The stoat represents an existential threat to the native ground-nesting birds for which Orkney is famous – it is home to 11% of all the UK’s breeding seabirds and around 25% of the hens, as well as the most valuable native rodent, the Orkney vole.
The Royal Society for the Protection of Birds in Scotland, which runs the Orkney Native Wildlife Project, believes stoats arrived from the Scottish mainland in around 2011. Since then, their numbers have exploded, colonizing the Orkney mainland, the nearby Burray and South Ronaldsay Islands and the Deerness Peninsula – stoats can swim many kilometers – with devastating effects.
Sarah Sankey, area operations manager at RSPB Scotland, says the biggest advantage stoats have is the lack of predators in Orkney. “They have nothing to control: we have no foxes, and very few hawks,” she says, holding up a map of Orkney with thousands of red dots marking the trap network. “We have seen this all over the world. This population of stoats could have kept moving until they cleared everything away.”
“We saw it before we started eliminating them. There were stoats running between people’s legs, there were stoats in the kitchen cabinets, there were stoats in people’s attics.”
In less than a decade, it had spread over 58,000 hectares (143,260 acres). A feasibility study said that if it spread to all of the Orkney Islands, it would be impossible to control financially and logistically. So the project, which will run for at least 10 years, was given a budget of £16 million and 46 staff.

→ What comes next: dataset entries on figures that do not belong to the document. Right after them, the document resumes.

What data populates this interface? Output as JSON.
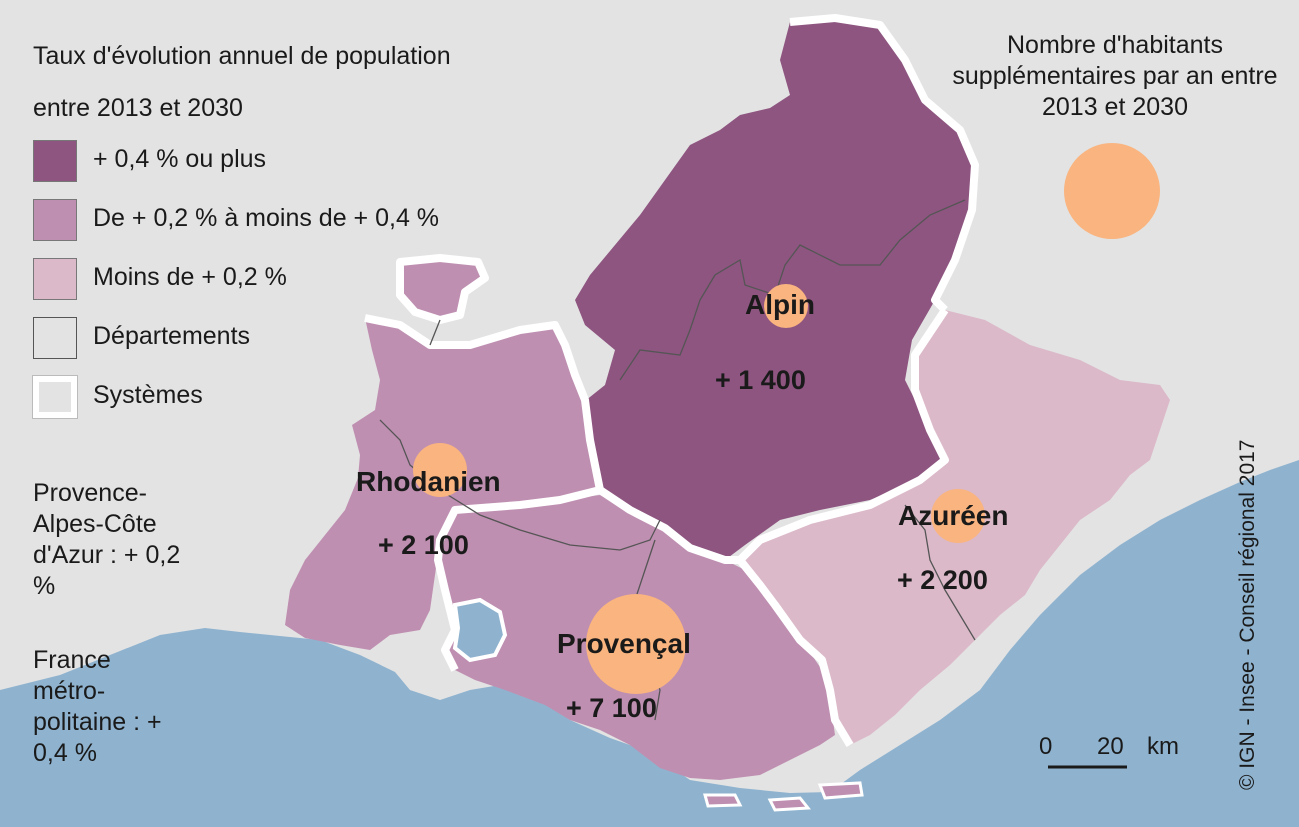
{
  "legend": {
    "title": "Taux d'évolution annuel de population entre 2013 et 2030",
    "items": [
      {
        "label": "+ 0,4 % ou plus",
        "color": "#8e5580"
      },
      {
        "label": "De + 0,2 % à moins de + 0,4 %",
        "color": "#bf8fb1"
      },
      {
        "label": "Moins de + 0,2 %",
        "color": "#dbb9c9"
      },
      {
        "label": "Départements",
        "color": "#e3e3e3"
      },
      {
        "label": "Systèmes",
        "color": "#e3e3e3"
      }
    ]
  },
  "stats": {
    "region": "Provence-Alpes-Côte d'Azur : + 0,2 %",
    "france": "France métro-politaine : + 0,4 %"
  },
  "bubble_legend": {
    "title": "Nombre d'habitants supplémentaires par an entre 2013 et 2030",
    "color": "#f9b47f"
  },
  "regions": [
    {
      "name": "Alpin",
      "value": "+ 1 400"
    },
    {
      "name": "Rhodanien",
      "value": "+ 2 100"
    },
    {
      "name": "Azuréen",
      "value": "+ 2 200"
    },
    {
      "name": "Provençal",
      "value": "+ 7 100"
    }
  ],
  "scale": {
    "start": "0",
    "end": "20",
    "unit": "km"
  },
  "credit": "© IGN - Insee - Conseil régional 2017",
  "colors": {
    "sea": "#8fb3cf",
    "land": "#e3e3e3",
    "bubble": "#f9b47f"
  }
}
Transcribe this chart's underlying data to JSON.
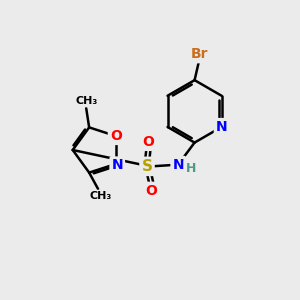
{
  "background_color": "#ebebeb",
  "bond_color": "#000000",
  "bond_width": 1.8,
  "atom_colors": {
    "C": "#000000",
    "H": "#4a9a8a",
    "N": "#0000ff",
    "O": "#ff0000",
    "S": "#b8a000",
    "Br": "#c87020"
  },
  "font_size": 9,
  "fig_size": [
    3.0,
    3.0
  ],
  "dpi": 100
}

The stoat burrows into vole burrows, forages for eggs and chicks in thousands of curlew, lapwing and hen nests, and also hunts along Orkney’s extensive coastline for seafood, feeding on starfish and sea urchins.
“Here we have a complete disaster where we have large amounts of food year-round,” Sankey says. “There’s nothing to control stoats and a lot of native wildlife to lose, and the tourism economy is kind of dependent on it.
“Why did we start all this? The Orkney Islands make up less than 1% of the land area of the UK, but we have about a quarter of all the Arctic terns and hens, and about a third of the Arctic croakers, and we’re the only place with the Orkney vole. So there was a lot to lose, basically.”
The latest survey data indicates the project is a success. Since it began in 2019, there has been a 1,267% increase in the chance of curlews hatching, a 218% increase in vole activity, and a 64% increase in chickadee numbers. Orkney is heavily persecuted by gamekeepers on the UK mainland and is now home to 160 hens.
“On the back of massive population declines, particularly of curlews and bobwings, we have successfully stabilized the population in Orkney,” says Sankey.
The AI system, sourced from New Zealand, where conservationists face an uphill battle to remove millions of non-native predatory mammals, is being supplemented with thermal scopes and drones, says the project’s lead technology expert, James Gillock, a New Zealander who worked on an eradication project near Wellington.
He says thermal detectors are more sensitive to movement than the surveillance cameras typically used by conservationists. It works perfectly in the dark and sends live alerts in real time after uploading the video footage to a cloud server. Artificial intelligence has learned to distinguish between stoats, otters and voles.
“It’s a much more accurate monitoring tool than a typical trail camera,” Gillock says.
After six years of coordinated trapping efforts, including interruptions to lockdowns during the Covid crisis when stoat numbers rose again, the RSPCA hopes to begin a “purge” phase in December – a threshold that will be reached after 95% of stoats have been eradicated.
They estimate that there are only about 100 pregnant stoats left in Orkney. “We are all conservationists who work here,” Sankey says. “None of us are here because we want to kill an animal. We are here because we want to protect Orkney’s nature.”